Notice the obvious wordplays here, the allusions between Paul’s own attitude and energy in 15:10, and the “normal” Christian life he exhorts all of us to likewise embody in 15:58. What holds these two visions together? In a word, resurrection. Because Jesus has been raised from the dead by God—guaranteeing our own resurrection with him in the future by that same God (vv. 20-23, 57)—we find significance in what we do now, whether Paul or the Corinthians or me. The work of our hands will not cease to exist after our death, anymore than we will. Even the new world to come will be marked by a marvelous continuity with this one—our works will endure through the purging judgment and renewal of all things which is to come. As the prophet Isaiah wrote centuries before Paul—and whose wording below Paul was obviously alluding to in 1 Corinthians 15—the future which God has promised to His people determines everything about how they live now in the midst of decay, sin, suffering, and the intrusive parasite of death within God’s good creation. The future resurrection of the entire universe (for such is Isaiah’s meaning, and Paul’s in Romans 8 ) serves as the rallying point for Christian motivation today. In the office and in recreation, in marriage and in hard relationships, in disillusionment and in disaster, in trying times and in personal failure, living by faith in this future resurrection is the animating center of the good life:
“For behold, I create new heavens and a new earth, and the former things shall not be remembered or come into mind. But be glad and rejoice forever in that which I create; for behold, I create Jerusalem to be a joy, and her people to be a gladness. I will rejoice in Jerusalem and be glad in my people; no more shall be heard in it the sound of weeping and the cry of distress. No more shall there be in it an infant who lives but a few days, or an old man who does not fill out his days, for the young man shall die a hundred years old, and the sinner a hundred years old shall be accursed. They shall build houses and inhabit them; they shall plant vineyards and eat their fruit. They shall not build and another inhabit; they shall not plant and another eat; for like the days of a tree shall the days of my people be, and my chosen shall long enjoy the work of their hands. They shall not labor [kopiao] in vain [kenos] or bear children for calamity, for they shall be the offspring of the blessed of the LORD, and their descendants with them. Before they call I will answer; while they are yet speaking I will hear. The wolf and the lamb shall graze together; the lion shall eat straw like the ox, and dust shall be the serpent’s food. They shall not hurt or destroy in all my holy mountain,” says the LORD.” (Isaiah 65:17-25)

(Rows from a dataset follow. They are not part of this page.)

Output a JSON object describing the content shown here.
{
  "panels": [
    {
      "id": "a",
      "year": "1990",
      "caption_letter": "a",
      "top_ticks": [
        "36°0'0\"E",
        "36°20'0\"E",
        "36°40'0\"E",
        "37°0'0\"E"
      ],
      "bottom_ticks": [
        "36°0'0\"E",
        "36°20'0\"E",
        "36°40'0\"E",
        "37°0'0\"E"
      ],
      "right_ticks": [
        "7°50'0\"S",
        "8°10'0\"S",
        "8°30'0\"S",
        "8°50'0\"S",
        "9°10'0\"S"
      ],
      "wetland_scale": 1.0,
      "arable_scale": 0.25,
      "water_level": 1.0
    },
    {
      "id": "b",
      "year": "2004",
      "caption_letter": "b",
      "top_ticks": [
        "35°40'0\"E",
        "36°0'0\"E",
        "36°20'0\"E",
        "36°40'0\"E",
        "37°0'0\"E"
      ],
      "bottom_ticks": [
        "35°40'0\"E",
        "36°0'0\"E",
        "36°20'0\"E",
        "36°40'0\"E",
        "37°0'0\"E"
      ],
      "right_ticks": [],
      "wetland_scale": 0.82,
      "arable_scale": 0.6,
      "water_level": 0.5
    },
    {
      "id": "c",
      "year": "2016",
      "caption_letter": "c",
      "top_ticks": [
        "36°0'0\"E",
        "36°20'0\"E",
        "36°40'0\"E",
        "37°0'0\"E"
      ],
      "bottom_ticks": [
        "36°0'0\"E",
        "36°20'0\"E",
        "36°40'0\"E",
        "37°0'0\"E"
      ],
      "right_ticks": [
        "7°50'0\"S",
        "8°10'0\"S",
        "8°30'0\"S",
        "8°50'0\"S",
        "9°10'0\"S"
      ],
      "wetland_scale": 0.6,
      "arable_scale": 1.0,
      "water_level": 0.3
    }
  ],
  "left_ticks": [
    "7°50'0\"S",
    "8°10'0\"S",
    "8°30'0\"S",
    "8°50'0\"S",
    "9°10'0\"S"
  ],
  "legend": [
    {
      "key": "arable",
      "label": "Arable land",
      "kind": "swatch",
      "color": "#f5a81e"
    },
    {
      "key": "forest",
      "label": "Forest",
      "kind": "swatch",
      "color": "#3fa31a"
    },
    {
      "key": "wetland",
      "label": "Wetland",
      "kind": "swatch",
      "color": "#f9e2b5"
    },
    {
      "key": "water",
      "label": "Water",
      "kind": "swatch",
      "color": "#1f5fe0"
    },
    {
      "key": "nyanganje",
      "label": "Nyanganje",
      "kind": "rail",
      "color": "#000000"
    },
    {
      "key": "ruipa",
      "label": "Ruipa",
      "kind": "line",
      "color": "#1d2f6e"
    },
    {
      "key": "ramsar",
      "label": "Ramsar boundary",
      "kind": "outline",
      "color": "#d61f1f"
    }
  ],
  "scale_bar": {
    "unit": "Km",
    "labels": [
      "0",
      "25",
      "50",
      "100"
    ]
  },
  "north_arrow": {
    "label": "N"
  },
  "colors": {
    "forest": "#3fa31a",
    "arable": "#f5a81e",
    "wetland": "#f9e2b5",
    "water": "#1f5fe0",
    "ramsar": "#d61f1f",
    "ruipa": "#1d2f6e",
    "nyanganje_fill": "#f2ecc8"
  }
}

Or as Karl Barth once paraphrased:
“If you have heard the Easter message, you can no longer run around with a tragic face and lead the humorless existence of a man who has no hope. One thing still holds, and only this one thing is really serious, that Jesus is the Victor. A seriousness that would look back past this, like Lot’s wife, is not Christian seriousness.” (Dogmatics in Outline, p. 123)
Let us rejoice at the future glory of God’s people that we have been wondrously reminded of this Easter Sunday. Death, which along with sin has malevolently high-jacked God’s original designs for human beings, is soon to be cast into the outer darkness. Death will die. But for now, let us get back to work on Monday, even as we wait. Our labor is not in vain, for Christ is risen from the dead.